Sentiti in udienza preliminare - che ha contato un numero record di udienze -, gli ex agenti hanno però fatto un passo indietro, ridimensionando le accuse mosse contro le Ong e sottolineando «che quanto dagli stessi segnalato era da ricondurre alla loro ottica di personale di sicurezza, certamente divergente da quella del personale della Ong, proiettata unicamente al salvataggio di vite umane». Pietro Gallo, in particolare, «ha riferito che quanto messo a verbale nei locali della Questura di Trapani fosse sostanzialmente una sua deduzione, “un mio pensiero”». Insomma, le loro risposte avrebbero palesato «tutto il loro imbarazzo nel tentare di spiegare la ricerca di una sponda politica». E addirittura, dalle intercettazioni, emergerebbe anche il dubbio di una finta lite organizzata dagli ex agenti infiltrati «al fine di poter denunciare le opache modalità operative delle Ong, per poi spendere tale loro Iniziativa con un leader politico fortemente interessato alle politiche migratorie al fine di ricavarne un guadagno sotto forma di un posto di lavoro prestigioso e ben retribuito, tale da poter riscattare il loro allontanamento dalla Polizia di Stato».

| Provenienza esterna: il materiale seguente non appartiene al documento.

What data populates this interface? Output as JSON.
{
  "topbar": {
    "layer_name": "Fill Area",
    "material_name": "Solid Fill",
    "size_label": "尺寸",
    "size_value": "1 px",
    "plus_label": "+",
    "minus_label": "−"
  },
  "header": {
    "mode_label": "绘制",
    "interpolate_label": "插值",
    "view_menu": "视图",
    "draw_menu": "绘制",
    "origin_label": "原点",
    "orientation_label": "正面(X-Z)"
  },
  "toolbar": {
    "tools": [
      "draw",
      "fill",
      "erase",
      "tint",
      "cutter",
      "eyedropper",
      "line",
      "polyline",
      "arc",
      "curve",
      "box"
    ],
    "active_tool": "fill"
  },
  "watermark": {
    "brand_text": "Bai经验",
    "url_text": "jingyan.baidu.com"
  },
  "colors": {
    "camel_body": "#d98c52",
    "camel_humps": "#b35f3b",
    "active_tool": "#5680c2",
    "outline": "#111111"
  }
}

È stato lo stesso Gallo, in definitiva, ad ammettere che gli uomini e le donne delle Ong «sono scesi in mare fondamentalmente per salvare delle persone e basta, poi di quello che c’era intorno a quelle persone a loro non gliene fregava niente, sicuramente era pure giusto così». E se è certo, afferma la procura, che le navi svolgevano una vera e propria attività di pattugliamento delle zone Sar di fronte alla Libia in attesa di imbarcazioni in difficoltà, «non può che sottolinearsi come dette imbarcazioni, una volta comunicata la loro presenza al centro di coordinamento, si siano strettamente attenute alle indicazioni ricevute» dalla Guardia costiera, anche facendo salire a bordo, su richiesta del Coordinamento centrale della Guardia costiere, più gente di quanta “autorizzata” dalla capacità di carico. «La deduzione investigativa di contatti intercorsi fra gli imputati e scafisti finalizzati alla “consegna concordata” di migranti - afferma la procura - non ha quindi trovato conferma nei molteplici dati acquisiti nel corso dell’udienza preliminare». Dai quali, di certo, non si può ricavare nessuna prova di un eventuale dolo, inizialmente contestato dai pm.

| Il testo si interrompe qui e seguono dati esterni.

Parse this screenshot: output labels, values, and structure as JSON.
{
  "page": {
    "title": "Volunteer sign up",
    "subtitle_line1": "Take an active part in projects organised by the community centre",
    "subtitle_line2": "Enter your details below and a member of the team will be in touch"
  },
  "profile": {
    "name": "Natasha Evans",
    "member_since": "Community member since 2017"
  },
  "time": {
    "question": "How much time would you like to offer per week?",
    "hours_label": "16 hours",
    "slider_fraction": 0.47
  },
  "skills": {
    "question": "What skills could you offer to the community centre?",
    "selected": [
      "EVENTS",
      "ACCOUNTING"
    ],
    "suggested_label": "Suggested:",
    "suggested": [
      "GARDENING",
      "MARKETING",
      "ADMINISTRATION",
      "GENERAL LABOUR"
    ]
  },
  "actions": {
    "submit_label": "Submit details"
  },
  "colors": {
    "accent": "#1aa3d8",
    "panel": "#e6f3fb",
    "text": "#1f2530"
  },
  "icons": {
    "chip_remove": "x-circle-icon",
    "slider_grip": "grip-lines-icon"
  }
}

La procura ha respinto però con forza l’accusa di aver agito per ragioni politiche, sostenuta in aula da alcuni degli imputati, criticando l’eccessiva esposizione mediatica del processo e ricordando di aver acconsentito alla presenza in aula di “osservatori internazionali”, «come se ci trovassimo di fronte a un tribunale speciale pronto a dar vita a un processo di Norimberga». Un passaggio per ricordare che l’accusa ha «agito applicando scrupolosamente la legge, sin dalla fase delle indagini preliminari, come è stato riconosciuto dal ministro della Giustizia rispondendo alle innumerevoli interrogazioni parlamentari che paventavano la violazione dei diritti e guarentigie di indagati e difensori». Sette anni dopo, però, ciò che rimane è l’esistenza di «un grande dubbio (o addirittura non risulta per niente provato) circa la effettiva presenza di scafisti che abbiano accompagnato i migranti e poi fatto rientro verso le coste libiche».

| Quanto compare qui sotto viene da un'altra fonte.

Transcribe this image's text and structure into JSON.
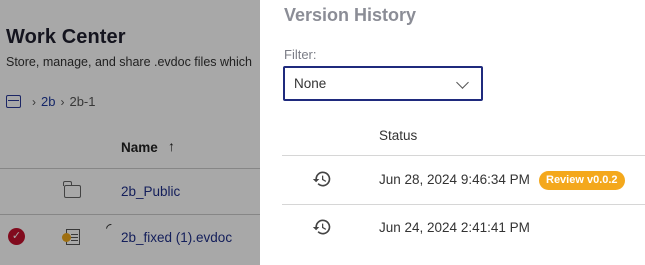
{
  "work_center": {
    "title": "Work Center",
    "subtitle": "Store, manage, and share .evdoc files which",
    "breadcrumb": {
      "items": [
        "2b",
        "2b-1"
      ]
    },
    "table": {
      "name_header": "Name",
      "sort_indicator": "↑",
      "rows": [
        {
          "name": "2b_Public",
          "icon": "folder-icon"
        },
        {
          "name": "2b_fixed (1).evdoc",
          "icon": "evdoc-file-icon",
          "selected": true
        }
      ]
    }
  },
  "version_history": {
    "title": "Version History",
    "filter": {
      "label": "Filter:",
      "value": "None"
    },
    "columns": {
      "status": "Status"
    },
    "rows": [
      {
        "timestamp": "Jun 28, 2024 9:46:34 PM",
        "badge": "Review v0.0.2"
      },
      {
        "timestamp": "Jun 24, 2024 2:41:41 PM",
        "badge": ""
      }
    ]
  },
  "colors": {
    "accent": "#1f2a7d",
    "review_badge": "#f4a81c",
    "selected_check": "#c4122e",
    "drawer_title": "#8b8d96"
  }
}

La scarsa credibilità degli infiltrati era stata più volte evidenziata dalle difese in fase di indagine, ma è stato necessario attendere sette anni prima di confermarlo. «Prendiamo atto che la procura non ha inteso proseguire diabolicamente un’accusa radicalmente infondata - affermano gli avvocati Alessandro Gamberini, Francesca Cancellaro e Nicola Canestrini -. Dunque non ha inteso perseverare nell’errore. Ma ha cercato di farlo attribuendo alle 34 udienze nella quali si è svolta la preliminare l’esclusivo merito di aver chiarito le posizioni degli imputati che sarebbero stati in buona fede e dunque non andrebbero puniti. In tal modo si utilizza la mancanza di dolo come una foglia di fico per coprire un’omissione di indagine rispetto ad una vicenda nella quale fin dall’origine c’erano tutti gli elementi per archiviare la loro posizione perché i fatti erano radicalmente inconsistenti.

La prova si fondava su dichiarazioni di soggetti squalificati che avevano operato valutazioni deformate frutto strumentale del desiderio di accreditarsi presso i protagonisti politici, da Salvini alla Meloni, che sui fenomeni di immigrazione fondavano il loro successo politico. Così come la procura non ha mai compiuto verifiche elementari che avrebbero documentato che tutto si svolgeva sotto il controllo della Guardia Costiera. Era radicalmente insussistente la pretesa che vi fosse qualsiasi accordo con i trafficanti di esseri umani. L’unico scopo della condotta posta in essere ai giovani della Iuventa era quello di salvare vite. Una tempestiva archiviazione avrebbe evitato una sofferenza che per otto anni ha costretto questi giovani ad essere prima indagati e poi imputati in un procedimento penale per un reato gravissimo».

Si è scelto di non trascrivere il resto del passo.